Education in the Nineteenth-Century South
Philip Saint George Ambler copied the poem Ode to Spring from Anacreon in September 1821. Copying poetry was a common part of education in the early nineteenth century. This practice would have taught not only poetry, but also handwriting and Greek mythology. Philip was one of John Ambler's sons; his education was a private education in which a tutor came to their house to educate the Ambler children in terms of classic literature, arithmetic, etiquette, and other matters necessary to grow up and succeed in the planter class of the nineteenth century South.
Private education, like in the Ambler household, succeeded in the South because many of the farms were spread out, making public schooling a difficult concept. Small planters could not afford to have their children educated. On the other hand, wealthy planters wanted their children to be educated so that they understood culture and could hold an educated conversation in social situations; some planters aspired for their sons to become great lawyers and politicians. Tutors were oftentimes aspiring clergymen who had recently graduated from college.

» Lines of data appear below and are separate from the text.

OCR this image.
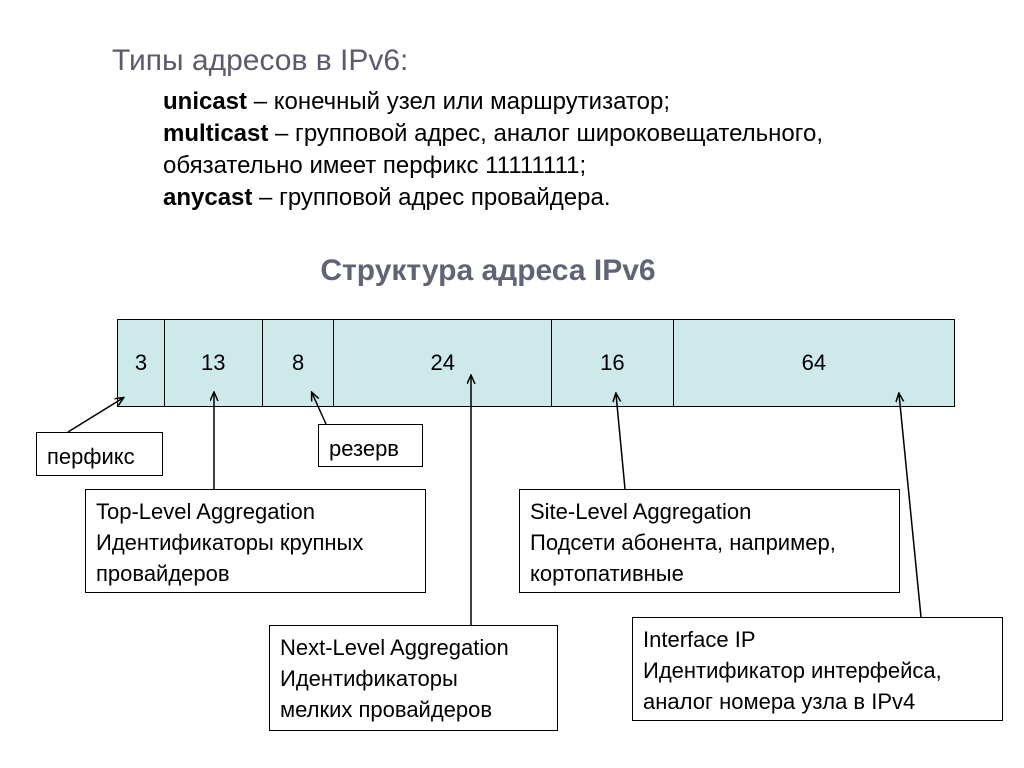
Типы адресов в IPv6:
unicast – конечный узел или маршрутизатор;
multicast – групповой адрес, аналог широковещательного,
обязательно имеет перфикс 11111111;
anycast – групповой адрес провайдера.
Структура адреса IPv6
3	13	8	24	16	64
перфикс	резерв
Top-Level Aggregation
Идентификаторы крупных
провайдеров
Site-Level Aggregation
Подсети абонента, например,
кортопативные
Next-Level Aggregation
Идентификаторы
мелких провайдеров
Interface IP
Идентификатор интерфейса,
аналог номера узла в IPv4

They taught Greek, Latin, mathematics, some history, and occasionally foreign languages. The poem Ode to Spring would have been a good teaching method in this realm because it uses allusions to Greek mythology and Italian Renaissance art; the second line refers to the muses, the seventh line alludes to Titian, and the Liquor of Bacchus is mentioned in the twelfth line. The allusions taught history and mythology while the poem itself would have taught literature, and copying the poem would have reinforced handwriting skills.
In the planter class of the Antebellum South, plantation owners would hire out tutors for either their own children, or even for their children and the children of surrounding plantations. Education was highly valued in their culture because it showed a hierarchical system by reinforcing that education was for the wealthy and free, while the uneducated were often slaves or those too poor to afford the time or money to get an education. The wealthiest planters could even send their sons to England to receive their education - a very uncommon thing in the North and Mid Atlantic States. Education was stressed in the upper class of the South during the nineteenth century.
Citations
- Ode to Spring from Anacreon, September 15, 1821, Micflm 1705 ser.E, part 1, reel 7, Frame 00335, John Ambler Papers, Alderman Library, University of Virginia.
- William J. Cooper, Jr. and Thomas E. Terrill, The American South: A History (New York: The McGraw-Hill Companies, Inc., 1996), 37, 244-248.